Something special about energy eigenstates when it comes to time evolution?

The reason as to why the energy eigenstates are special is because of the Schrodinger's equation $$ i \hbar \frac{\partial}{\partial t} \Psi(x,t) = \hat{H} \Psi(x,t)$$ If $\hat{H}$ is time independent, the solution of the equation is given by $$\Psi(x,t)= e^{-\frac{i}{\hbar}\hat{H} t} \, \Psi(x,0) $$

The fact that energy eigenstates are special with respect to the time evolution is precisely due to the fact that the Hamiltonian controls the time evolution of the system as given by the above equation.

If you expand your initial state $\Psi(x,0)$ in terms of the eigenstates of the Hamiltonian, then the action of the exponential operator on those states is easily given.

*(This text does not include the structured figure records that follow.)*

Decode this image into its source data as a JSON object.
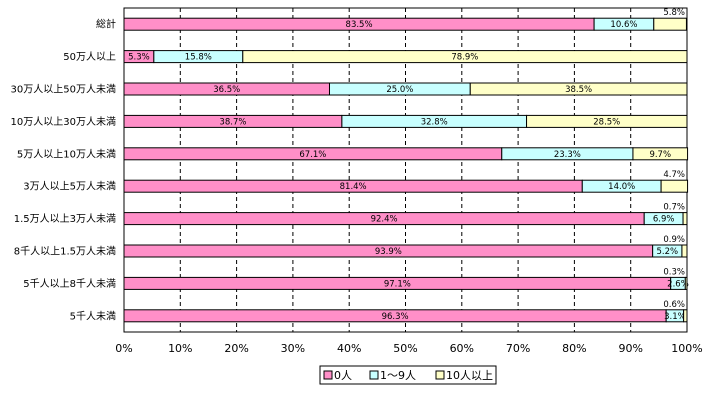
{
  "chart_data": {
    "type": "bar",
    "orientation": "horizontal",
    "stacked": "percent",
    "title": "",
    "xlabel": "",
    "ylabel": "",
    "xlim": [
      0,
      100
    ],
    "grid": "vertical-dashed",
    "legend_position": "bottom",
    "x_ticks": [
      "0%",
      "10%",
      "20%",
      "30%",
      "40%",
      "50%",
      "60%",
      "70%",
      "80%",
      "90%",
      "100%"
    ],
    "categories": [
      "総計",
      "50万人以上",
      "30万人以上50万人未満",
      "10万人以上30万人未満",
      "5万人以上10万人未満",
      "3万人以上5万人未満",
      "1.5万人以上3万人未満",
      "8千人以上1.5万人未満",
      "5千人以上8千人未満",
      "5千人未満"
    ],
    "series": [
      {
        "name": "0人",
        "color": "#ff8fc8",
        "values": [
          83.5,
          5.3,
          36.5,
          38.7,
          67.1,
          81.4,
          92.4,
          93.9,
          97.1,
          96.3
        ],
        "labels": [
          "83.5%",
          "5.3%",
          "36.5%",
          "38.7%",
          "67.1%",
          "81.4%",
          "92.4%",
          "93.9%",
          "97.1%",
          "96.3%"
        ]
      },
      {
        "name": "1～9人",
        "color": "#c8ffff",
        "values": [
          10.6,
          15.8,
          25.0,
          32.8,
          23.3,
          14.0,
          6.9,
          5.2,
          2.6,
          3.1
        ],
        "labels": [
          "10.6%",
          "15.8%",
          "25.0%",
          "32.8%",
          "23.3%",
          "14.0%",
          "6.9%",
          "5.2%",
          "2.6%",
          "3.1%"
        ]
      },
      {
        "name": "10人以上",
        "color": "#ffffc8",
        "values": [
          5.8,
          78.9,
          38.5,
          28.5,
          9.7,
          4.7,
          0.7,
          0.9,
          0.3,
          0.6
        ],
        "labels": [
          "5.8%",
          "78.9%",
          "38.5%",
          "28.5%",
          "9.7%",
          "4.7%",
          "0.7%",
          "0.9%",
          "0.3%",
          "0.6%"
        ]
      }
    ]
  }
}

Suppose $\psi_n(x)$ represents a state of energy $E_n$ and suppose you can expand your initial state as $$\Psi(x,0) = \sum_n c_n \psi_n(x)$$ where $c_n$ are constants (independent of time). Then the full solution to the Schrodinger's equation is $$\Psi(x,t) = \sum_n c_n e^{-\frac{i}{\hbar} E_n t} \psi_n(x)$$ Now because $c_n$ are independent of time, the probability of the system being in a particular energy eigenstate is same for all time. You can see this by calculating $|\langle \psi_m | \Psi(x,t) \rangle|^2=|c_m|^2$

The reason why for other operators this may not be true for a random operator, say $\hat{B}$ is because the eigenstates of this operator may not evolve independently. Upon time evolution, they may mix into each other. In other words, if you expand a random initial state in terms of the eigenstates of the operator $\hat{B}$ and then look at the projection onto an eigenstate after some time evolution, the coefficient will change. With a little work you can figure out that the condition that the coefficients remain time independent is that the operator $\hat{B}$ commutes with the hamiltonian, i.e., $[\hat{H},\hat{B}]=0$.

P.S - As pointed out in the comments by @ACuriousMind, although $[\hat{H},\hat{B}]=0$ is necessary, it may not be sufficient to ensure that the coefficients are time independent. Ultimately what you need is a common eigenbasis for the operators $\hat{B}$ and $\hat{H}$ to ensure that the time evolution does not mix the states.

An energy eigenstate is an eigenstate of the Hamiltonian $H$. If the Hamiltonian is not time-dependent, then the time evolution operator is $U(t) = \mathrm{e}^{\mathrm{i}Ht}$, so every energy eigenstate is also an eigenstate of the time evolution operator, meaning it remains the same state under time evolution.

No other operator exhibits this peculiar feature for its eigenstates because the Hamiltonian is special in being connected to time evolution through the Schrödinger equation.